Sentí esperanza. Podía hacerlo, podría ser la reina que mi madre quería que fuese. Castilla sería mía.

Buscó mi mirada.

—¿Estás segura de que eso es lo que quieres? Tienes tiempo para pensarlo.

—Nunca he estado más segura. No es lo que quiero, padre, pero es lo que España necesita. Madre te nombró regente hasta que yo pudiera reclamar mi trono. Ella confió en ti. ¿Por qué no iba a hacerlo yo?

—Muy bien, pues. Juntos fijaremos el rumbo de Castilla.

Me besó en los labios.

—Y empezaremos buscando un lugar adecuado para que vivas, donde puedas recobrar tu salud y yo pueda ir a verte en cualquier momento.

Me abrazó con fuerza como había hecho tantas veces cuando era una niña.

—No sabes lo complacido que estoy —le oí decir—. Odiaba la idea de perderte de nuevo.

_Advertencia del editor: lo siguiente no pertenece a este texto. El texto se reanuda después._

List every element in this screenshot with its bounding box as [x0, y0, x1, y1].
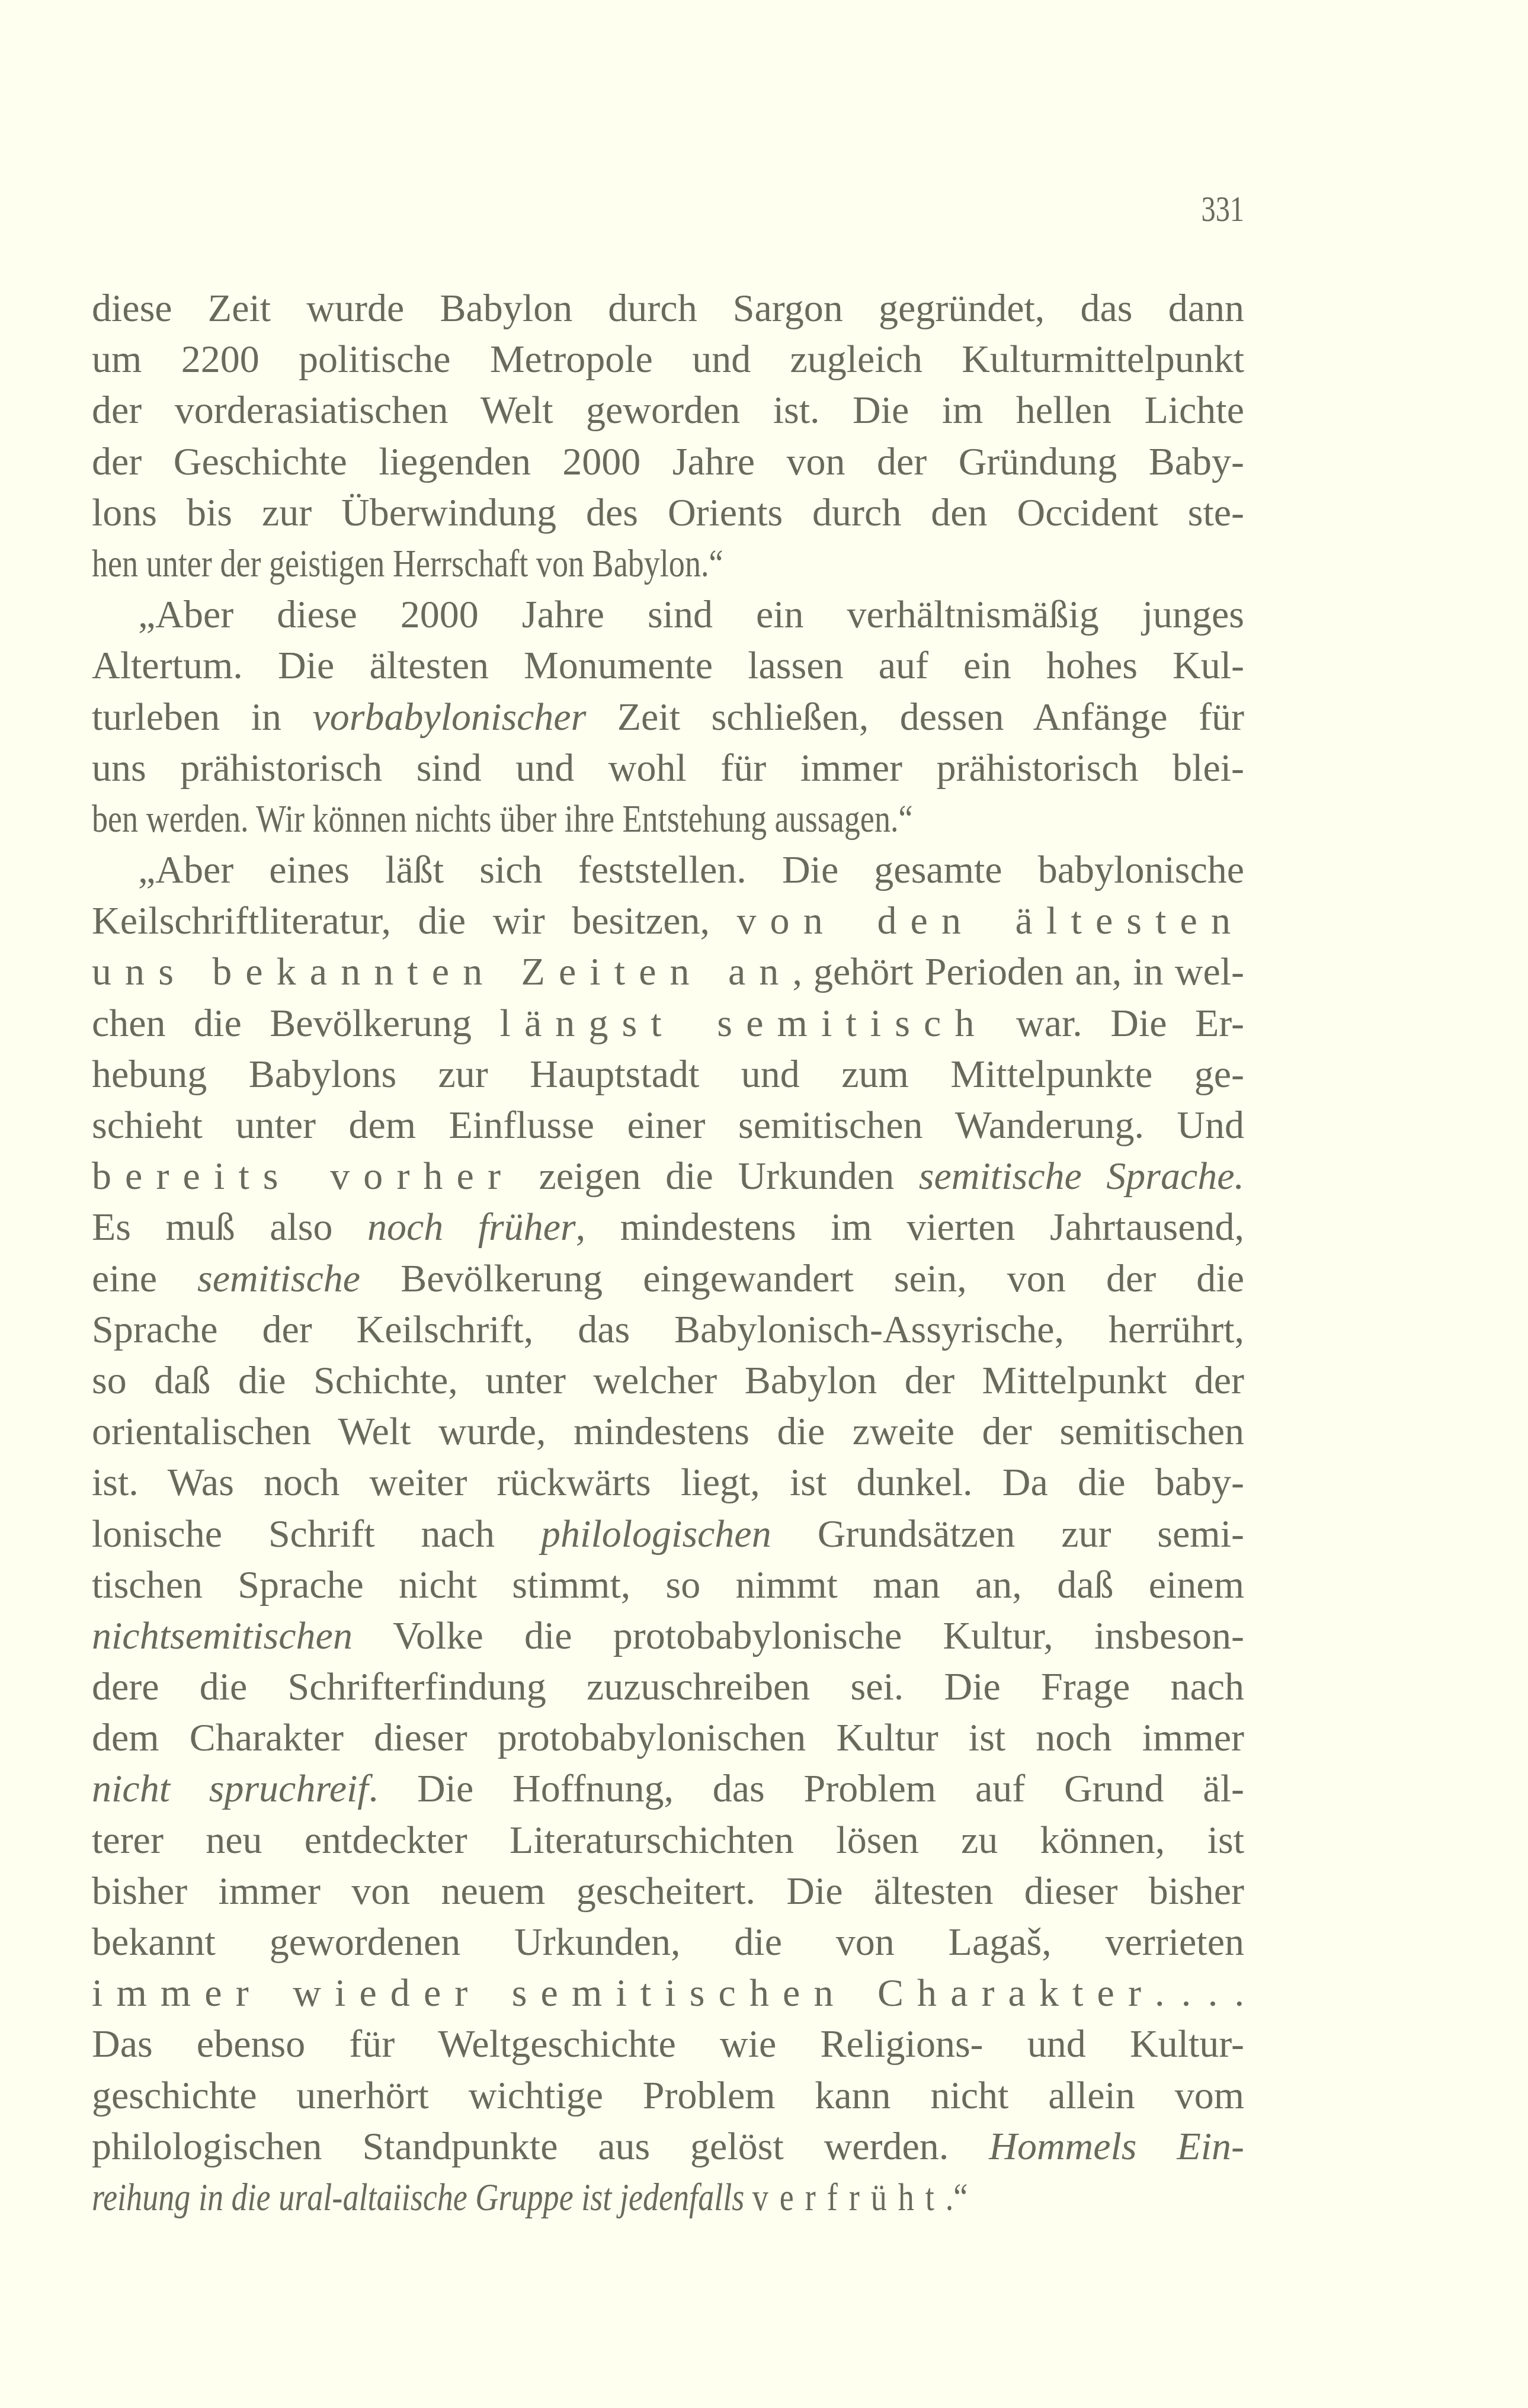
text-line-content: immer wieder semitischen Charakter. . . …	[92, 1968, 1244, 2019]
text-line-content: dere die Schrifterfindung zuzuschreiben …	[92, 1662, 1244, 1713]
italic-emphasis: nichtsemitischen	[92, 1614, 353, 1657]
text-line-content: uns bekannten Zeiten an, gehört Perioden…	[92, 947, 1244, 998]
italic-emphasis: noch früher	[367, 1205, 576, 1249]
text-line: Keilschriftliteratur, die wir besitzen, …	[92, 896, 1244, 947]
text-line: der vorderasiatischen Welt geworden ist.…	[92, 385, 1244, 436]
spaced-emphasis: immer wieder semitischen Charakter	[92, 1971, 1155, 2015]
text-line: dere die Schrifterfindung zuzuschreiben …	[92, 1662, 1244, 1713]
italic-emphasis: reihung in die ural-altaiische Gruppe is…	[92, 2176, 744, 2219]
text-line-content: Sprache der Keilschrift, das Babylonisch…	[92, 1304, 1244, 1355]
text-line: „Aber diese 2000 Jahre sind ein verhältn…	[92, 589, 1244, 640]
text-line: diese Zeit wurde Babylon durch Sargon ge…	[92, 283, 1244, 334]
text-line: ist. Was noch weiter rückwärts liegt, is…	[92, 1457, 1244, 1508]
text-line-content: so daß die Schichte, unter welcher Babyl…	[92, 1355, 1244, 1406]
text-line-content: bereits vorher zeigen die Urkunden semit…	[92, 1151, 1244, 1202]
text-line: hen unter der geistigen Herrschaft von B…	[92, 538, 1244, 589]
text-line-content: nicht spruchreif. Die Hoffnung, das Prob…	[92, 1763, 1244, 1814]
text-line-content: um 2200 politische Metropole und zugleic…	[92, 334, 1244, 385]
text-line-content: uns prähistorisch sind und wohl für imme…	[92, 743, 1244, 794]
text-line-content: Das ebenso für Weltgeschichte wie Religi…	[92, 2019, 1244, 2070]
spaced-emphasis: uns bekannten Zeiten an	[92, 950, 792, 993]
text-line: uns bekannten Zeiten an, gehört Perioden…	[92, 947, 1244, 998]
text-line: der Geschichte liegenden 2000 Jahre von …	[92, 437, 1244, 488]
text-line-content: hen unter der geistigen Herrschaft von B…	[92, 538, 1037, 589]
text-line-content: reihung in die ural-altaiische Gruppe is…	[92, 2172, 1037, 2223]
text-line-content: nichtsemitischen Volke die protobabyloni…	[92, 1611, 1244, 1662]
text-line: bekannt gewordenen Urkunden, die von Lag…	[92, 1917, 1244, 1968]
page-number: 331	[1180, 188, 1244, 230]
spaced-emphasis: von den ältesten	[736, 899, 1244, 942]
text-line: reihung in die ural-altaiische Gruppe is…	[92, 2172, 1244, 2223]
text-line-content: ist. Was noch weiter rückwärts liegt, is…	[92, 1457, 1244, 1508]
text-line: schieht unter dem Einflusse einer semiti…	[92, 1100, 1244, 1151]
text-line-content: der Geschichte liegenden 2000 Jahre von …	[92, 437, 1244, 488]
text-line: lonische Schrift nach philologischen Gru…	[92, 1509, 1244, 1560]
text-line-content: orientalischen Welt wurde, mindestens di…	[92, 1406, 1244, 1457]
text-line-content: turleben in vorbabylonischer Zeit schlie…	[92, 692, 1244, 743]
italic-emphasis: semitische Sprache.	[919, 1155, 1244, 1198]
text-line: hebung Babylons zur Hauptstadt und zum M…	[92, 1049, 1244, 1100]
text-line: geschichte unerhört wichtige Problem kan…	[92, 2070, 1244, 2121]
text-line: Altertum. Die ältesten Monumente lassen …	[92, 640, 1244, 691]
text-line: philologischen Standpunkte aus gelöst we…	[92, 2121, 1244, 2172]
text-line: um 2200 politische Metropole und zugleic…	[92, 334, 1244, 385]
text-line-content: schieht unter dem Einflusse einer semiti…	[92, 1100, 1244, 1151]
text-line-content: diese Zeit wurde Babylon durch Sargon ge…	[92, 283, 1244, 334]
text-line-content: ben werden. Wir können nichts über ihre …	[92, 794, 1037, 845]
text-line-content: chen die Bevölkerung längst semitisch wa…	[92, 998, 1244, 1049]
text-line: bisher immer von neuem gescheitert. Die …	[92, 1866, 1244, 1917]
text-line-content: Es muß also noch früher, mindestens im v…	[92, 1202, 1244, 1253]
italic-emphasis: philologischen	[541, 1512, 771, 1556]
text-line: turleben in vorbabylonischer Zeit schlie…	[92, 692, 1244, 743]
text-line-content: der vorderasiatischen Welt geworden ist.…	[92, 385, 1244, 436]
text-line: terer neu entdeckter Literaturschichten …	[92, 1815, 1244, 1866]
text-line-content: Keilschriftliteratur, die wir besitzen, …	[92, 896, 1244, 947]
body-text: diese Zeit wurde Babylon durch Sargon ge…	[92, 283, 1244, 2223]
text-line: immer wieder semitischen Charakter. . . …	[92, 1968, 1244, 2019]
text-line: dem Charakter dieser protobabylonischen …	[92, 1713, 1244, 1763]
text-line: Es muß also noch früher, mindestens im v…	[92, 1202, 1244, 1253]
text-line: orientalischen Welt wurde, mindestens di…	[92, 1406, 1244, 1457]
text-line-content: philologischen Standpunkte aus gelöst we…	[92, 2121, 1244, 2172]
text-line: tischen Sprache nicht stimmt, so nimmt m…	[92, 1560, 1244, 1611]
text-line-content: „Aber eines läßt sich feststellen. Die g…	[92, 845, 1244, 896]
text-line-content: geschichte unerhört wichtige Problem kan…	[92, 2070, 1244, 2121]
italic-emphasis: semitische	[197, 1257, 360, 1300]
spaced-emphasis: verfrüht	[752, 2176, 946, 2219]
italic-emphasis: nicht spruchreif	[92, 1767, 369, 1810]
text-line-content: hebung Babylons zur Hauptstadt und zum M…	[92, 1049, 1244, 1100]
text-line-content: tischen Sprache nicht stimmt, so nimmt m…	[92, 1560, 1244, 1611]
italic-emphasis: vorbabylonischer	[312, 695, 586, 739]
text-line-content: lonische Schrift nach philologischen Gru…	[92, 1509, 1244, 1560]
text-line: Das ebenso für Weltgeschichte wie Religi…	[92, 2019, 1244, 2070]
spaced-emphasis: bereits vorher	[92, 1155, 514, 1198]
text-line: eine semitische Bevölkerung eingewandert…	[92, 1253, 1244, 1304]
text-line: ben werden. Wir können nichts über ihre …	[92, 794, 1244, 845]
text-line-content: bisher immer von neuem gescheitert. Die …	[92, 1866, 1244, 1917]
text-line: uns prähistorisch sind und wohl für imme…	[92, 743, 1244, 794]
text-line-content: bekannt gewordenen Urkunden, die von Lag…	[92, 1917, 1244, 1968]
text-line: nichtsemitischen Volke die protobabyloni…	[92, 1611, 1244, 1662]
text-line-content: dem Charakter dieser protobabylonischen …	[92, 1713, 1244, 1763]
text-line-content: lons bis zur Überwindung des Orients dur…	[92, 488, 1244, 538]
text-line: so daß die Schichte, unter welcher Babyl…	[92, 1355, 1244, 1406]
text-line-content: eine semitische Bevölkerung eingewandert…	[92, 1253, 1244, 1304]
text-line: chen die Bevölkerung längst semitisch wa…	[92, 998, 1244, 1049]
text-line-content: Altertum. Die ältesten Monumente lassen …	[92, 640, 1244, 691]
text-line: Sprache der Keilschrift, das Babylonisch…	[92, 1304, 1244, 1355]
text-line-content: terer neu entdeckter Literaturschichten …	[92, 1815, 1244, 1866]
italic-emphasis: Hommels Ein-	[989, 2125, 1244, 2168]
text-line-content: „Aber diese 2000 Jahre sind ein verhältn…	[92, 589, 1244, 640]
text-line: lons bis zur Überwindung des Orients dur…	[92, 488, 1244, 538]
spaced-emphasis: längst semitisch	[500, 1002, 988, 1045]
text-line: „Aber eines läßt sich feststellen. Die g…	[92, 845, 1244, 896]
text-line: nicht spruchreif. Die Hoffnung, das Prob…	[92, 1763, 1244, 1814]
text-line: bereits vorher zeigen die Urkunden semit…	[92, 1151, 1244, 1202]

Cerré los ojos, de repente, abrumada por el cansancio, la tensión, el miedo y las dudas. Sentí que me abandonaba. Necesitaba descansar, acostumbrarme a estos cambios en mi vida, bienvenidos pero bruscos.

—Estoy cansada, padre. ¿Te quedarás aquí esta noche? Te he preparado una habitación.

Sonrió.

—Ojalá pudiera. Pero, en este mismo momento, Cisneros recorre impaciente sus aposentos en la ciudad, preguntándose de qué estaremos hablando. Quiero sorprenderle con la buena nueva.

Me pellizcó la mejilla.

—Volveré mañana a primera hora. Todavía no he visto a mi nueva nieta.

Me reí.

—Es un bebé, pero se parece a Catalina.

—Entonces has elegido el nombre correcto.

Se quedó quieto y me miró como si deseara grabar mi rostro en su memoria.

—Que descanses bien, madrecita —añadió y dio media vuelta para retirarse.

Mientras subía las escaleras que conducían a mis aposentos, apenas podía mantener los ojos abiertos. Me acerqué buscando a Catalina y la encontré estirada en la cama, y a doña Josefa, durmiendo profundamente en una silla, a su lado.

Mis damas me estaban aguardando. Me ayudaron a desvestirme sin decir una palabra, sintiendo mi necesidad de silencio. Desnuda entre las crujientes sábanas, en unos segundos me quedé profundamente dormida.

No me desperté ni una sola vez. Y no soñé.